Zoru Başarmak
Adımlarını sağlamca yönlendirenin, yolunu aydınlık olarak belirleyenin Allah Teâlâ olduğunun bilincinde olan bir inanmış kalp, Allah'a bağlanmış bir kalptir. Allah'ın varlığı, otoriter ve egemenliği hakkında şuur düzeyinde asla yanılgıya düşmez bir kalptir. Böyle bir bilinç taşıyarak Allah'ın yolunu takip eden bir kalple, söyler misiniz, hiç tereddüt geçirme veya sapma bir arada olabilir mi?

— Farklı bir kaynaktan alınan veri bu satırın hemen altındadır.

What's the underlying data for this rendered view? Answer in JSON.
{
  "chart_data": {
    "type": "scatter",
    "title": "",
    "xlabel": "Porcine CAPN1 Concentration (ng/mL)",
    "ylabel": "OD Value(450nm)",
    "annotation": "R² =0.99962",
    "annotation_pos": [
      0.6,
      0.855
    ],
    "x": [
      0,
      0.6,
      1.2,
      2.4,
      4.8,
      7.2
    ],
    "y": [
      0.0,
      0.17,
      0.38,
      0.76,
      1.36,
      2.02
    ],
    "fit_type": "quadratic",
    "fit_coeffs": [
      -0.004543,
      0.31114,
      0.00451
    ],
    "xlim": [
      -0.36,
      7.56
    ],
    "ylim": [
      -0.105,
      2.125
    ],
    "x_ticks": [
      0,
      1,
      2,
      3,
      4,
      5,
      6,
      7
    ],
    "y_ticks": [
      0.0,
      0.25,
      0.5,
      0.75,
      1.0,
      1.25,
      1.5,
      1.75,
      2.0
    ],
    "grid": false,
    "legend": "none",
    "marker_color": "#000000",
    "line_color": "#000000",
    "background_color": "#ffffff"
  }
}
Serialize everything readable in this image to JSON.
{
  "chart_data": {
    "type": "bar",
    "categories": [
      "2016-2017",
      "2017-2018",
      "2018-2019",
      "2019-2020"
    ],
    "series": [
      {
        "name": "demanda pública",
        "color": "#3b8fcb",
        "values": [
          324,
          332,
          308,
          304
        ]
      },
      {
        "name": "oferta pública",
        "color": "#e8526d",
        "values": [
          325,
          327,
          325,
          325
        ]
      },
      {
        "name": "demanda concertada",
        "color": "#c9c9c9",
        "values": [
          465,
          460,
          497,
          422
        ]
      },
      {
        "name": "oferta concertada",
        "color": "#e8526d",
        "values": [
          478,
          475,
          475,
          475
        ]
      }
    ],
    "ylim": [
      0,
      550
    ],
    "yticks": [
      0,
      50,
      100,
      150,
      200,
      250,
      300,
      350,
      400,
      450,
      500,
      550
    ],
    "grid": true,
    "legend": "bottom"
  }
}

Yoldaki engeller ne kadar zor ve aşılmaz olursa olsun, bu yolda pusu kuran zorbalar ne kadar güçlü olursa olsun durum değişmeyecektir. Biz Nuh gibi, İbrahim gibi, Musa gibi, Zekeriya, Yahya ve İsa gibi peygamberlerin -salât ve selâm üzerlerine olsun- verdikleri mücadele ve edilen tehditlere nasıl cevap verdiklerini oluşlarını okuya geliyoruz Kur’an-ı Kerîm’mde…
Kalp böylesine bir inanç ve bilinçle sağlam olduktan sonra, evet böyle bir durumda yeryüzünü parsellemiş tağutların savurdukları tehditlere aldırış bile etmez. Herhangi bir saptırma girişimine eğilim göstermesi ya da tehdide boyun eğmesi asla düşünülemez. O, yeryüzünün tağutlarına ve iktidarlarına,büyüklük taslama ve şımarma aracı olarak sahip oldukları güç ve kuvvete de küçümser bir gözle bakmaktadır.
Bu şekilde Allah'a bağlanmış bir kalbi ne korkutabilir ki? Şu zavallı kullar onu nasıl korkutabilirler?
Ve ey zamanın zorluğundan şikayet eden nefsim ve kardeşlerim, bizim zamanımız hangi Peygamberin zamanından daha zor bulunmaktadır ki? Ankebut suresi başında herkesi imtihan edeceğini söyleyen Allah Teâlâ, acaba bizim için bu kanununu değiştirir diye mi bakliyoruz? Eğer öyleyse, sorun burada demektir. Sorun bizim kalbimizde. Kalbimizdeki imanda…
Allah Teâlâ bizi Müslüman kıldığına göre, bu nimetin büyüklüğünün farkına varmalıyız önce. Bunun farkına varmak, her musibetle sınavı kolay gösterir. Öyleyse varsın zor zamanlarda ve zor şartlarda sınava sürülmüş olalım; imana teşekkür adına kesinlikle sabredeceğiz, dayanacak ve direneceğiz, görevimizi bırakmayacağız, zaaf göstermeyeceğiz, sarsılmayacağız, davamızın gerçekliğinden kuşku duymayacağız, birbirimizle yersiz çekişmelere de girmeden elimizden geleni yapmaktan geri durmayacağız, yolumuzdan sapmayacağız.
“Biz böyle yapacağız ama, bakalım arkadan gelenlerimiz olacak mı?”
Bu nasıl bir düşünce böyle? Böyle düşünmekle davamızın hak olduğu inancı asla bağdaşmaz. Allah Teâlâ’ya tevekkül ve itimatla, tefviz-i ümur ile bu vesveseler asla bir arada olmaz. Eğer oluyorsa, sorun burada. Burada bizim kalbimizde…
Hem arkaya niye bakıyorsun ki? Yolun haksa devam edeceksin. Başkası gelir gelmez, o onların sınavı. Onu senden sormazlar ki?